El siglo XIX el país tuvo que enfrentar el costo de una dura crisis económica y de un
caudillismo militar. Después de la guerra con Chile (1879-1883) nuestro Estado quedó
en bancarrota y apareció una élite terrateniente formando una especie de Estado
aristocrático. El inicio del siglo XX, nos enmarca en una prolongada dictadura civil. El
Estado no pudo enfrentar la grave crisis económica mundial (crack) de 1929. Resurgió
el caudillismo militar y los golpes de Estado se hicieron más frecuentes, pero
posteriormente, aparte del Gobierno Militar (1968-1980) y el autogolpe de abril 1992,
se extendió la democracia representativa. Sin embargo, desde 1821 nuestro país ha
tenido 112 gobernantes con un mandato promedio de 7 meses y nada menos que 16
Constituciones.

En este contexto histórico, después de 186 años el Estado peruano continúa siendo
muy débil. A pesar del impulso económico de los últimos años que nos permiten
mostrar importantes cifras macroeconómicas, existen profundas brechas de
desigualdad, pobreza extrema y exclusión en nuestra sociedad. Esto nos debe obligar
a efectuar una reforma integral del Estado vinculada a la toma de decisiones, combate
de la corrupción, mejora de la distribución de la riqueza y calidad de vida así como
fomentar mayor participación de la sociedad en los asuntos del gobierno.

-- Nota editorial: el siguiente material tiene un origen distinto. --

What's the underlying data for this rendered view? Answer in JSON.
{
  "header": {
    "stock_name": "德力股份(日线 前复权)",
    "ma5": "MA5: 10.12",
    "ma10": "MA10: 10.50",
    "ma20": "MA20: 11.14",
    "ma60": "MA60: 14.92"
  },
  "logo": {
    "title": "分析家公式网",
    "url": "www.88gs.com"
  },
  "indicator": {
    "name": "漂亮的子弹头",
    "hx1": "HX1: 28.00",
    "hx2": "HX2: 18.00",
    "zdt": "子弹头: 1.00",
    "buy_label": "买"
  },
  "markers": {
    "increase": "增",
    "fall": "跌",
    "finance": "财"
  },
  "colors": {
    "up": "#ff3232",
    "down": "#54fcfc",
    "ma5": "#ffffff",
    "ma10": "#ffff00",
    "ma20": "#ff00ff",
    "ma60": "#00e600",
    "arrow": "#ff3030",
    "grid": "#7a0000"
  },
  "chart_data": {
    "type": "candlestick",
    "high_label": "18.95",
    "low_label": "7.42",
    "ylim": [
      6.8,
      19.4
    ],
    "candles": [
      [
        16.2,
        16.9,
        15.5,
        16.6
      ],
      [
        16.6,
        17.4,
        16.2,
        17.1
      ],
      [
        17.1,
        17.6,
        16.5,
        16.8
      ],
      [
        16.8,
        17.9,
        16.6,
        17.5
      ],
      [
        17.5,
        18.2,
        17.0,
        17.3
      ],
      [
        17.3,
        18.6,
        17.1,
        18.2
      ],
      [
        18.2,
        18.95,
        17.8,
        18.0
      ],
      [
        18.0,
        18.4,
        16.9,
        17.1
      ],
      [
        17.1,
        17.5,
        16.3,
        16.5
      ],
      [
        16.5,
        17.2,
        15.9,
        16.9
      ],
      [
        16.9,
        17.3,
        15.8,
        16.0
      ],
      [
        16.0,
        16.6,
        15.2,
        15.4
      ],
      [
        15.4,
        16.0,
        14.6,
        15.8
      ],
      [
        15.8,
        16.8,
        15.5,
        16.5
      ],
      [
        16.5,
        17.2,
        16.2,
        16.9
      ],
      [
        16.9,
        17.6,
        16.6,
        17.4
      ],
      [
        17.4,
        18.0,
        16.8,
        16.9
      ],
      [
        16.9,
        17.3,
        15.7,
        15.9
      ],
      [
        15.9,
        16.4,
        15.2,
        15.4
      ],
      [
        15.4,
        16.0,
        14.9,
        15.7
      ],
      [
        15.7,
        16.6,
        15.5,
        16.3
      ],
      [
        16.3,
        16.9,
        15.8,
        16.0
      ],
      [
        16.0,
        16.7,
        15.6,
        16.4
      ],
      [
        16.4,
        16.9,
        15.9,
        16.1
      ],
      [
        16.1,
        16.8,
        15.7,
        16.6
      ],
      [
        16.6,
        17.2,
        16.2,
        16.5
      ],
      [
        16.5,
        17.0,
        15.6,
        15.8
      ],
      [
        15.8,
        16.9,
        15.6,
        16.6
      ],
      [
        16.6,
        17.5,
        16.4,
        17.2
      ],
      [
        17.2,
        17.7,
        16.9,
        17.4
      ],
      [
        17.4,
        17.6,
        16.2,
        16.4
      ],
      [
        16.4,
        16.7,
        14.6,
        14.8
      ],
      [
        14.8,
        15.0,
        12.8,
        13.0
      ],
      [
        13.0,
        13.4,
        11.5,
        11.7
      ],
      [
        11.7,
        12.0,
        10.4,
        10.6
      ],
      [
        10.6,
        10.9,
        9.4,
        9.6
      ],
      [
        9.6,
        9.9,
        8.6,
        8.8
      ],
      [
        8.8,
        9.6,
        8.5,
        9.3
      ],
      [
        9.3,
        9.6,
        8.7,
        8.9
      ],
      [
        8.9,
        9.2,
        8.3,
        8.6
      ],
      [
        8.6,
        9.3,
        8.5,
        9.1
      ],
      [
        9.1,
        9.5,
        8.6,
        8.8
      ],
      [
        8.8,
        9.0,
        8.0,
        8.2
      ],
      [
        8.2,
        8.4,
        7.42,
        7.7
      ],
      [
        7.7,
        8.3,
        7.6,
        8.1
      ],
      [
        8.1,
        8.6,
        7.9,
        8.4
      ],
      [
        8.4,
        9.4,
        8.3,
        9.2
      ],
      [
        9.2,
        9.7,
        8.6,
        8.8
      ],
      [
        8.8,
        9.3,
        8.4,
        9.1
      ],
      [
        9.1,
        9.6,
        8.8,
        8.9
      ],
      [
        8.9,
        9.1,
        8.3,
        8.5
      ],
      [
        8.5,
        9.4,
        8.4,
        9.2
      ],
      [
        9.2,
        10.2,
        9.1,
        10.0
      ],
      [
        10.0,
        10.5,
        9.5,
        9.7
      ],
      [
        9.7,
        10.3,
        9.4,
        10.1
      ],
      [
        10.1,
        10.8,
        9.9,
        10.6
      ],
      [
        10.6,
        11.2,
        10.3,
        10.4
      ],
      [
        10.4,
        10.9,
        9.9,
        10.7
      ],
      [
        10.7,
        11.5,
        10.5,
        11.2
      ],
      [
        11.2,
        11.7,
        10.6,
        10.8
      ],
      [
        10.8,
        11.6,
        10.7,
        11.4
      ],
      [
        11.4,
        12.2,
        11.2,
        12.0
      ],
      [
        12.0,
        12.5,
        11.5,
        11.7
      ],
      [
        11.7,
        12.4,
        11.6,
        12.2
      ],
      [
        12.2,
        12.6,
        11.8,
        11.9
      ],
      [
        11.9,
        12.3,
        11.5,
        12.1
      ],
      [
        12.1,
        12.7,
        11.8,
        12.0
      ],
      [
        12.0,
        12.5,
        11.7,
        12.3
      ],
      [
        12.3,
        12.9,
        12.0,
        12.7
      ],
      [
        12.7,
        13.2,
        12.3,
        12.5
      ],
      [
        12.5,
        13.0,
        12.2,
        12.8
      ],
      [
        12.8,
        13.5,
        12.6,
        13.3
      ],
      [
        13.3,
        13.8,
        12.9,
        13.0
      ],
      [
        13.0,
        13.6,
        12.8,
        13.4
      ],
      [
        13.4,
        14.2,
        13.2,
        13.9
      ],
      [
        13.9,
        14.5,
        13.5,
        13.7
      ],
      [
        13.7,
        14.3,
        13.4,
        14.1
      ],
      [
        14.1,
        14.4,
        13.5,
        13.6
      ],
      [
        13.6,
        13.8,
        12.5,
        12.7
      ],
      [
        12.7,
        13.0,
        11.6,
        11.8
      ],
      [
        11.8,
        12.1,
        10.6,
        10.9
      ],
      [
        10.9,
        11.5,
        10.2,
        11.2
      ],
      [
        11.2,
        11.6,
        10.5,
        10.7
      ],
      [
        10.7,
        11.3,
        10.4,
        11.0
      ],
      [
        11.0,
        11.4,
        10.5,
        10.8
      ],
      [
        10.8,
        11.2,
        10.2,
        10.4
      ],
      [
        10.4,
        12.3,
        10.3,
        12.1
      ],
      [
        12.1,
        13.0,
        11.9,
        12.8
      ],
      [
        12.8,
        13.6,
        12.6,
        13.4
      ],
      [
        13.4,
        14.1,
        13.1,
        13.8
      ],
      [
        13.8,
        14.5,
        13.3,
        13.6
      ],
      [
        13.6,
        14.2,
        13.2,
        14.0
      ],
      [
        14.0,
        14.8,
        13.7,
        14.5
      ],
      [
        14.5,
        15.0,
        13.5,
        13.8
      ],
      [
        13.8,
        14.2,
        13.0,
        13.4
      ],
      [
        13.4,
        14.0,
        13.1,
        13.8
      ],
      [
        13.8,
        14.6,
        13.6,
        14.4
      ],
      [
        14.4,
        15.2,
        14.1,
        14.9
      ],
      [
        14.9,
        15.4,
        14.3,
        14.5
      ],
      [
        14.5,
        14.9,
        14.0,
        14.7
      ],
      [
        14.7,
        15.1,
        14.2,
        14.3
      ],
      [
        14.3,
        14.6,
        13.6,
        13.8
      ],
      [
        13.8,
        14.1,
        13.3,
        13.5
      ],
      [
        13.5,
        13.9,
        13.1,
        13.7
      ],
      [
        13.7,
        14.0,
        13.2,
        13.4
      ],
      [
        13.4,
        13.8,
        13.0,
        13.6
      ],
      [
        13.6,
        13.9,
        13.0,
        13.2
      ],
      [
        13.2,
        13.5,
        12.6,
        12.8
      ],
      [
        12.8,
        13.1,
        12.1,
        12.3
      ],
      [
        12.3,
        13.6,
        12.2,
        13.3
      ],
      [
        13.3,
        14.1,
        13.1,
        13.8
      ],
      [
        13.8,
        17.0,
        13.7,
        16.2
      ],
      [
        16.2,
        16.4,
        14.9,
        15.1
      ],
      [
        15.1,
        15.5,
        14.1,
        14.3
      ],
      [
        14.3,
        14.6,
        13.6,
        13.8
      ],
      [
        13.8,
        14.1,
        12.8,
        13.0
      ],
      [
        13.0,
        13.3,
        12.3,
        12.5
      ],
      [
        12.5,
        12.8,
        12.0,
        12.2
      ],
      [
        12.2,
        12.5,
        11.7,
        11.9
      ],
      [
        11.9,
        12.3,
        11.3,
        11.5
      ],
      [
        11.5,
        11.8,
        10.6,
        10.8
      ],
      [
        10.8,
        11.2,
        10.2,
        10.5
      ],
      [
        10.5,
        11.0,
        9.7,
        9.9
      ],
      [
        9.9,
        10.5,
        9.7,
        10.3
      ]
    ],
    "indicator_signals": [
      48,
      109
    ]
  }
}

Más allá de los anuncios del mensaje presidencial de hoy, el Estado debe proyectarse
hacia el futuro sobre la base de una visión de desarrollo y la elaboración de un plan
estratégico de mediano y largo plazo. Debemos determinar nuestros objetivos
nacionales –que increíblemente no tenemos fijados–, los que conjugados a las
posibilidades de explotación de los recursos del potencial nacional, nos permitirán
construir las políticas de Estado –invariables para cada cambio de Gobierno–, sustentar
el establecimiento y ejecución de prioridades y aplicar adecuadas y eficaces políticas
públicas para bien de toda nuestra población.